这一幕让贾政有些促不及手,连忙扶起贾蓉:
“快快起来,你有何委屈尽管说,不必如此,”
贾蓉重新坐到座位上以后,目光中透露几分恨意道:
“政老爷,今日之事还请您不要告诉第二人知道,否则我恐怕也在宁国府待不下去了,”
“你的委屈来自于宁国府?”
贾政脸色一下子严肃起来:“你应该去找珍哥儿,”
“回政老爷,我要诉高的人正是宁国府大爷贾珍,”
贾政瞳孔一缩,眼底露出浓浓的震惊之色,
惊愕无比道:
“你要告珍哥儿?告他什么,”
“我告他破坏伦理纲常,贪色如魔,垂涎儿媳美色,趁我不在家时欲强行占有,此乃有悖人伦,若非环叔叔巧合之下撞破,恐怕现在已经酿成天大的灾祸,求政老爷替我做主,”
听到贾珍居然打儿媳的主意,
贾政深深的被震撼到了,久久没有回过神,
贾府上下怎么净出这档子事,
贾珍贪图蓉哥儿媳妇,
贾环与蓉哥儿三姨娘不清不楚,
贾府的门风彻底被败坏了,
过了许久,
贾政依旧难以接受这个消息,却又不解道:
“这里还有贾环那个孽畜什么事,”
“回政老爷,前些日子环叔叔听说我媳妇身体不适,恰巧讨了个方子便想送去,刚好撞到贾珍准备用强做畜生不如之事,于是环叔叔便救了我媳妇,本来此事已经过去了,
可是当环叔叔听说我媳妇上吊自杀后,一时气愤,这才冲到宁国府打人的,环叔叔这可是在行侠仗义,政老爷您千万不能冤枉了他,”
贾政皱眉道:
“你是说贾环那日的确打了人,只不过是事出有因,我听说那日他连你也一起打了,你又是如何知道这些事的,”
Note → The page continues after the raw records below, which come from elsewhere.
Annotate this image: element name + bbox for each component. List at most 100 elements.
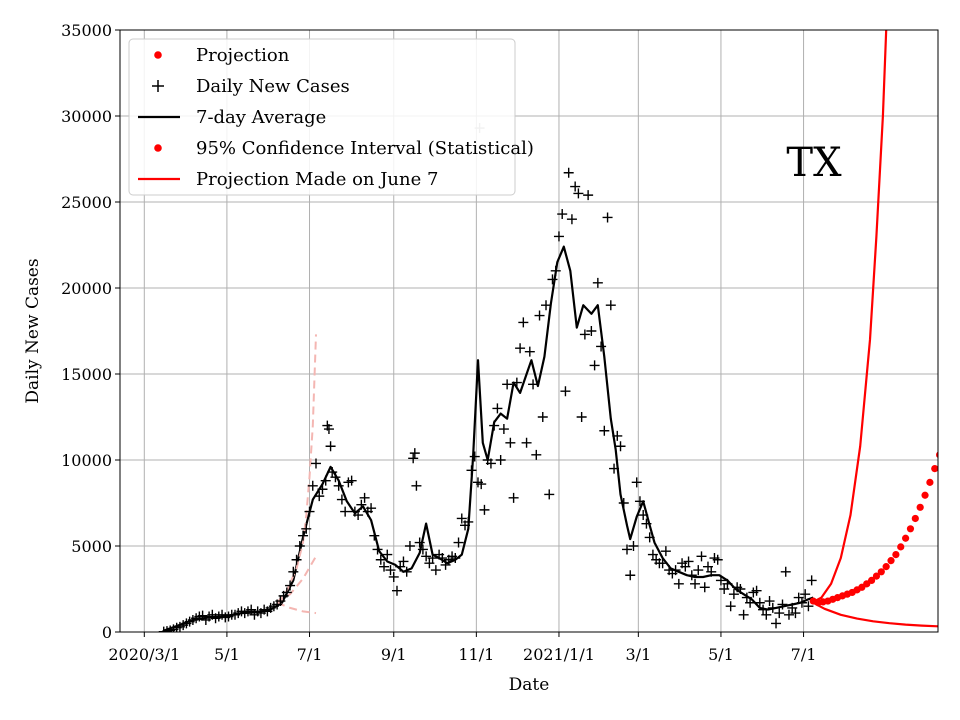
data-point <box>790 608 801 619</box>
data-point <box>369 530 380 541</box>
data-point <box>524 346 535 357</box>
data-point <box>576 412 587 422</box>
data-point <box>375 554 386 565</box>
data-point <box>304 506 315 517</box>
projection-point <box>902 534 910 542</box>
data-point <box>754 597 765 608</box>
data-point <box>800 589 811 600</box>
data-point <box>485 458 496 469</box>
data-point <box>560 386 571 397</box>
data-point <box>631 477 642 488</box>
data-point <box>618 498 629 508</box>
data-point <box>592 277 603 288</box>
projection-point <box>867 576 876 585</box>
data-point <box>518 317 529 328</box>
data-point <box>550 265 561 276</box>
legend-entry: Daily New Cases <box>152 76 350 97</box>
legend-label: 7-day Average <box>196 107 326 128</box>
data-point <box>388 571 399 582</box>
data-point <box>774 608 785 619</box>
data-point <box>602 212 613 223</box>
data-point <box>787 602 798 613</box>
legend-label: Projection <box>196 45 290 66</box>
data-point <box>437 553 448 564</box>
data-point <box>275 596 286 607</box>
data-point <box>728 589 739 600</box>
data-point <box>696 551 707 562</box>
data-point <box>586 326 597 336</box>
data-point <box>570 181 581 192</box>
data-point <box>320 475 331 486</box>
data-point <box>725 601 736 612</box>
data-point <box>379 561 390 572</box>
data-point <box>644 532 655 543</box>
x-axis-label: Date <box>509 675 550 695</box>
data-point <box>566 214 577 225</box>
legend-box <box>128 38 516 196</box>
data-point <box>281 587 292 598</box>
data-point <box>505 437 516 448</box>
data-point <box>615 441 626 452</box>
data-point <box>780 566 791 577</box>
data-point <box>307 480 318 491</box>
data-point <box>680 561 691 572</box>
legend-label: 95% Confidence Interval (Statistical) <box>196 138 534 159</box>
data-point <box>557 209 568 220</box>
projection-point <box>911 514 919 523</box>
data-point <box>424 558 435 569</box>
data-point <box>751 585 762 596</box>
data-point <box>803 601 814 612</box>
y-tick-label: 10000 <box>61 451 112 470</box>
data-point <box>456 513 467 524</box>
data-point <box>612 430 623 441</box>
data-point <box>722 578 733 589</box>
data-point <box>330 472 341 483</box>
data-point <box>686 570 697 581</box>
data-point <box>327 467 338 478</box>
data-point <box>288 566 299 577</box>
data-point <box>314 491 325 502</box>
data-point <box>583 190 594 201</box>
data-point <box>537 412 548 422</box>
data-point <box>638 510 649 521</box>
legend-entry: 95% Confidence Interval (Statistical) <box>154 138 534 159</box>
data-point <box>634 496 645 507</box>
data-point <box>294 541 305 551</box>
data-point <box>641 518 652 529</box>
data-point <box>359 492 370 503</box>
y-tick-label: 15000 <box>61 365 112 384</box>
data-point <box>401 566 412 577</box>
data-point <box>579 329 590 340</box>
data-point <box>628 541 639 551</box>
data-point <box>411 480 422 491</box>
data-point <box>353 510 364 521</box>
data-point <box>706 566 717 577</box>
projection-point <box>887 557 895 565</box>
dashed-line <box>276 601 317 615</box>
data-point <box>398 556 409 567</box>
data-point <box>767 602 778 613</box>
data-point <box>502 379 513 390</box>
x-tick-label: 7/1 <box>297 645 323 664</box>
x-tick-label: 11/1 <box>458 645 494 664</box>
plot-frame <box>119 29 939 633</box>
projection-point <box>877 568 885 576</box>
data-point <box>395 561 406 572</box>
data-point <box>495 455 506 465</box>
data-point <box>625 570 636 581</box>
data-point <box>366 503 377 514</box>
data-point <box>333 480 344 491</box>
data-point <box>771 618 782 629</box>
state-annotation: TX <box>786 140 842 186</box>
data-point <box>317 484 328 495</box>
data-point <box>340 506 351 517</box>
data-point <box>702 561 713 572</box>
data-point <box>647 549 658 560</box>
data-point <box>414 537 425 548</box>
data-point <box>463 516 474 527</box>
data-point <box>621 544 632 555</box>
data-point <box>534 310 545 321</box>
data-point <box>544 489 555 500</box>
data-point <box>498 424 509 435</box>
y-tick-label: 25000 <box>61 193 112 212</box>
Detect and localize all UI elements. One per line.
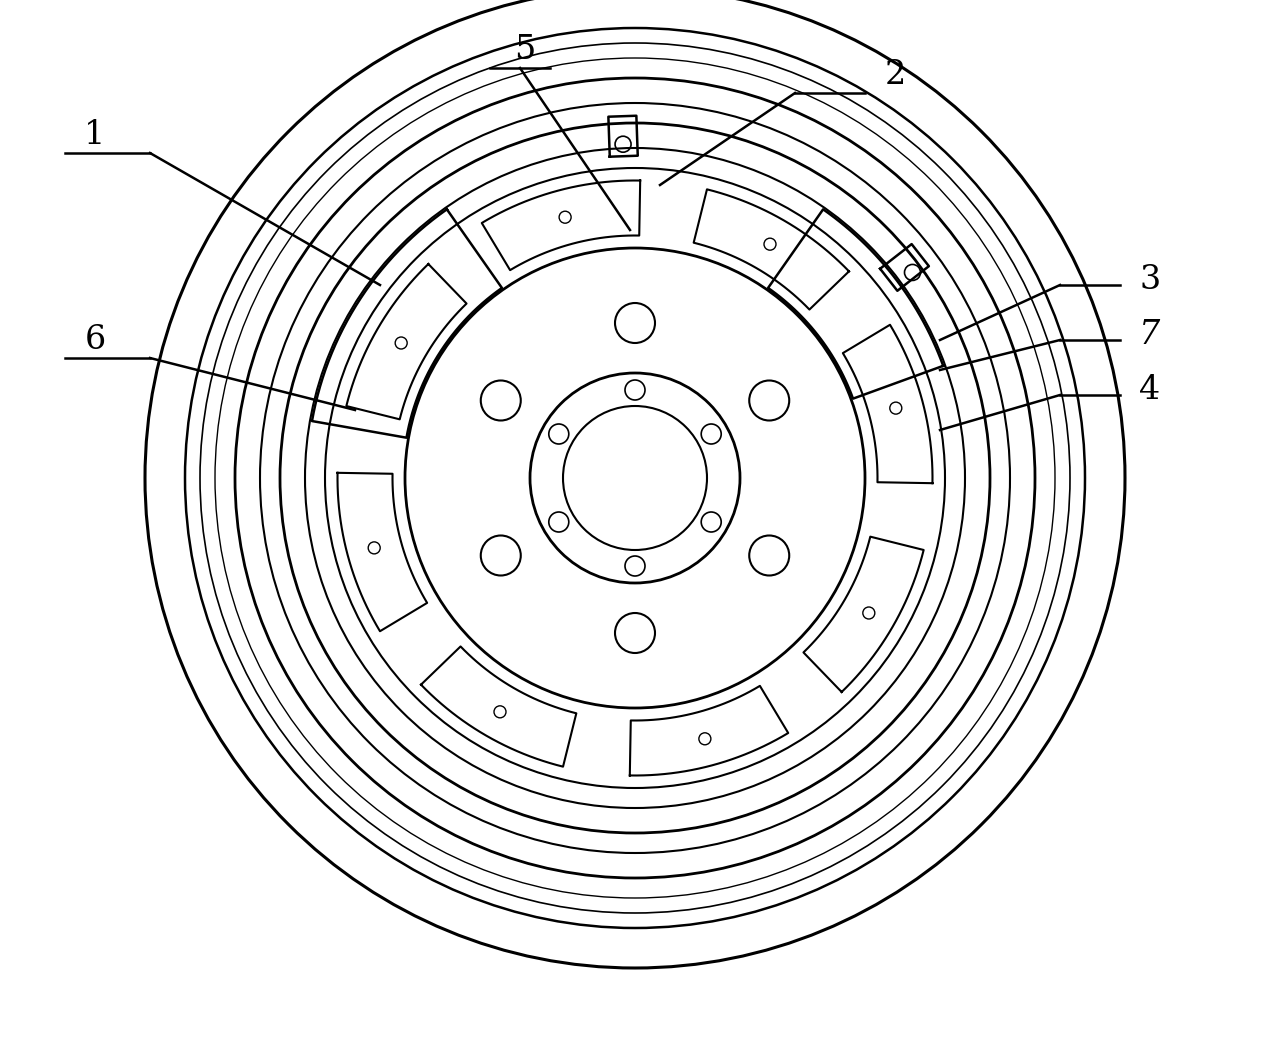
Text: 4: 4	[1139, 374, 1161, 406]
Text: 1: 1	[84, 119, 105, 151]
Text: 6: 6	[84, 324, 105, 356]
Text: 7: 7	[1139, 319, 1161, 351]
Text: 2: 2	[884, 59, 906, 91]
Text: 3: 3	[1139, 264, 1161, 296]
Text: 5: 5	[514, 34, 536, 66]
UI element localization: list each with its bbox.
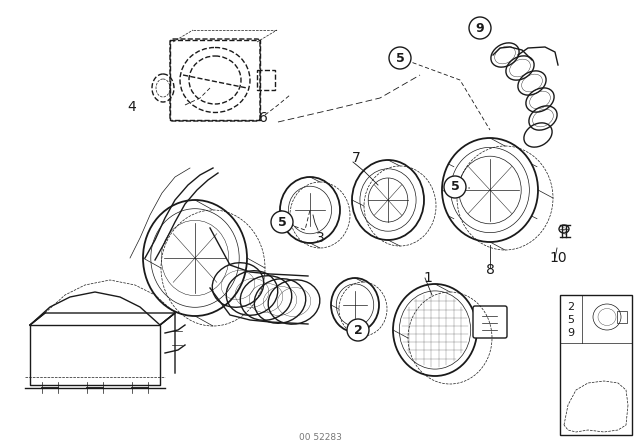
Circle shape [469, 17, 491, 39]
Text: 3: 3 [316, 231, 324, 245]
Text: 5: 5 [451, 181, 460, 194]
Text: 7: 7 [351, 151, 360, 165]
Bar [617, 311, 627, 323]
Text: 10: 10 [549, 251, 567, 265]
Text: 8: 8 [486, 263, 495, 277]
Text: 2: 2 [354, 323, 362, 336]
Text: 9: 9 [568, 328, 575, 338]
Text: 5: 5 [568, 315, 575, 325]
Text: 6: 6 [259, 111, 268, 125]
Circle shape [271, 211, 293, 233]
Circle shape [389, 47, 411, 69]
Text: 5: 5 [396, 52, 404, 65]
Circle shape [444, 176, 466, 198]
Text: 00 52283: 00 52283 [299, 434, 341, 443]
Text: 9: 9 [476, 22, 484, 34]
Text: 2: 2 [568, 302, 575, 312]
Text: 4: 4 [127, 100, 136, 114]
Text: 1: 1 [424, 271, 433, 285]
Circle shape [347, 319, 369, 341]
FancyBboxPatch shape [473, 306, 507, 338]
Bar [560, 295, 632, 435]
Bar [257, 70, 275, 90]
Text: 5: 5 [278, 215, 286, 228]
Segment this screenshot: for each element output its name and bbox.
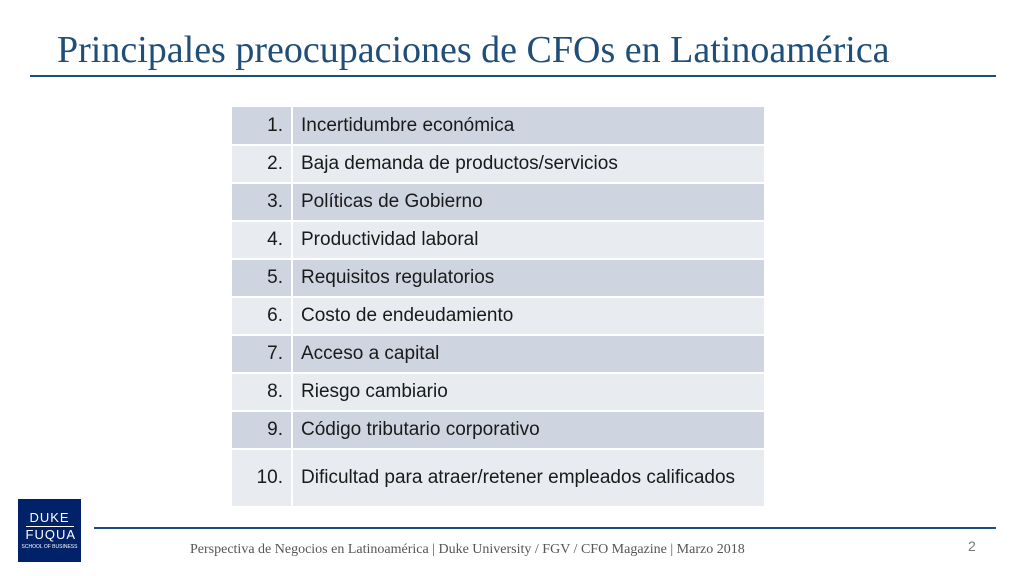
footer-divider	[94, 527, 996, 529]
logo-line-fuqua: FUQUA	[25, 525, 76, 542]
row-text: Políticas de Gobierno	[292, 183, 764, 222]
row-number: 6.	[232, 297, 293, 336]
row-number: 9.	[232, 411, 293, 450]
row-text: Costo de endeudamiento	[292, 297, 764, 336]
logo-line-duke: DUKE	[29, 509, 70, 525]
row-text: Acceso a capital	[292, 335, 764, 374]
table-row: 2. Baja demanda de productos/servicios	[232, 145, 764, 184]
table-row: 5. Requisitos regulatorios	[232, 259, 764, 298]
concerns-table: 1. Incertidumbre económica 2. Baja deman…	[232, 107, 764, 508]
table-row: 10. Dificultad para atraer/retener emple…	[232, 449, 764, 508]
table-row: 4. Productividad laboral	[232, 221, 764, 260]
table-row: 8. Riesgo cambiario	[232, 373, 764, 412]
footer-text: Perspectiva de Negocios en Latinoamérica…	[190, 542, 745, 557]
row-text: Productividad laboral	[292, 221, 764, 260]
row-number: 2.	[232, 145, 293, 184]
row-text: Código tributario corporativo	[292, 411, 764, 450]
table-row: 7. Acceso a capital	[232, 335, 764, 374]
row-text: Requisitos regulatorios	[292, 259, 764, 298]
table-row: 3. Políticas de Gobierno	[232, 183, 764, 222]
row-number: 7.	[232, 335, 293, 374]
page-number: 2	[968, 538, 976, 554]
table-row: 6. Costo de endeudamiento	[232, 297, 764, 336]
row-text: Riesgo cambiario	[292, 373, 764, 412]
row-number: 10.	[232, 449, 293, 508]
row-number: 4.	[232, 221, 293, 260]
row-text: Baja demanda de productos/servicios	[292, 145, 764, 184]
row-text: Dificultad para atraer/retener empleados…	[292, 449, 764, 508]
row-number: 8.	[232, 373, 293, 412]
row-number: 1.	[232, 107, 293, 146]
table-row: 9. Código tributario corporativo	[232, 411, 764, 450]
logo-line-school: SCHOOL OF BUSINESS	[21, 543, 78, 550]
slide-title: Principales preocupaciones de CFOs en La…	[57, 29, 890, 71]
row-text: Incertidumbre económica	[292, 107, 764, 146]
table-row: 1. Incertidumbre económica	[232, 107, 764, 146]
duke-fuqua-logo: DUKE FUQUA SCHOOL OF BUSINESS	[18, 499, 81, 562]
row-number: 3.	[232, 183, 293, 222]
row-number: 5.	[232, 259, 293, 298]
title-divider	[30, 75, 996, 77]
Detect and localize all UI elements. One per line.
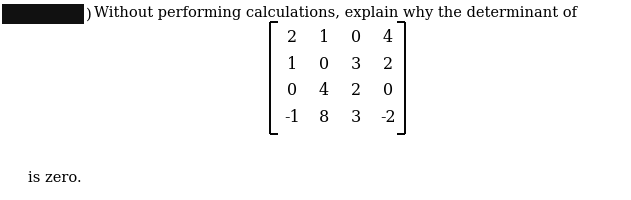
Text: -1: -1: [284, 109, 300, 126]
Text: 2: 2: [287, 29, 297, 46]
Text: 1: 1: [319, 29, 329, 46]
Text: 3: 3: [351, 56, 361, 73]
Bar: [2, 4, 84, 23]
Text: Without performing calculations, explain why the determinant of: Without performing calculations, explain…: [94, 6, 577, 20]
Text: 4: 4: [319, 82, 329, 99]
Text: 0: 0: [383, 82, 393, 99]
Text: 1: 1: [287, 56, 297, 73]
Text: 0: 0: [287, 82, 297, 99]
Text: 0: 0: [319, 56, 329, 73]
Text: -2: -2: [380, 109, 396, 126]
Text: 3: 3: [351, 109, 361, 126]
Text: 2: 2: [383, 56, 393, 73]
Text: 4: 4: [383, 29, 393, 46]
Text: is zero.: is zero.: [28, 171, 81, 185]
Text: 8: 8: [319, 109, 329, 126]
Text: 0: 0: [351, 29, 361, 46]
Text: 2: 2: [351, 82, 361, 99]
Text: ): ): [86, 8, 91, 22]
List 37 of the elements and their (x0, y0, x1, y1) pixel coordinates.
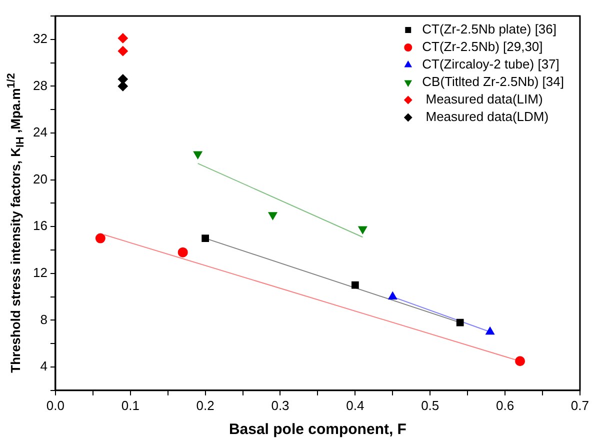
legend-label: CT(Zircaloy-2 tube) [37] (422, 56, 560, 72)
y-tick-label: 32 (32, 30, 48, 46)
point (118, 81, 128, 92)
point (193, 151, 202, 160)
point (351, 281, 359, 289)
y-tick-label: 12 (32, 264, 48, 280)
legend-label: Measured data(LIM) (422, 92, 543, 107)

“那日我并不清楚缘由,受了贾珍那个老东西的蛊惑,对环叔叔动了手,这是罪有应得,我也是今日特意请环叔叔到花枝巷一叙,才得知前因后果,心中顿时懊悔不已,这才斗胆来给政老爷讲明来龙去脉,千万不能让环叔叔受了委屈,”
贾政闻言郑重道:
“你所说属实?”
“千真万确,若是有半点假话,让我不得好死,再说了,我也不会拿自己媳妇的清白胡说八道,”
此事涉及到的两人都是蓉哥儿最亲近两人,
他应该不会拿这件事当儿戏,
既然如此,
那就说明他所说全都是真的,
一时间,
贾政心中充满了愧疚之情,懊悔的捶胸顿足,
自己误会环哥儿了,
实在是对不起他啊,
设身处地的想一想,若是把自己换做环哥儿,
遇到这种事恐怕会担心惹祸上身,而选择事不关己高高挂起,
可环哥儿非但主动站了出来,
而为了维护宁荣两府的颜面,
在事发之时,他宁愿受委屈也未曾吐露出半个字,
这该是何等的胸襟与忍耐,
小小的年纪便承受如此之多,
又该忍受多大的痛苦,
偏偏自己还成为了落井下石之人,
差点把他逐出贾府,送到官府里,
这种不被理解下,
他心中恐怕是充满了万分的委屈,
想到这里,
贾政便汗颜无比,
自己真是枉为人父!
不行,
自己必须好好的补偿一下环哥儿,决不能让他寒心。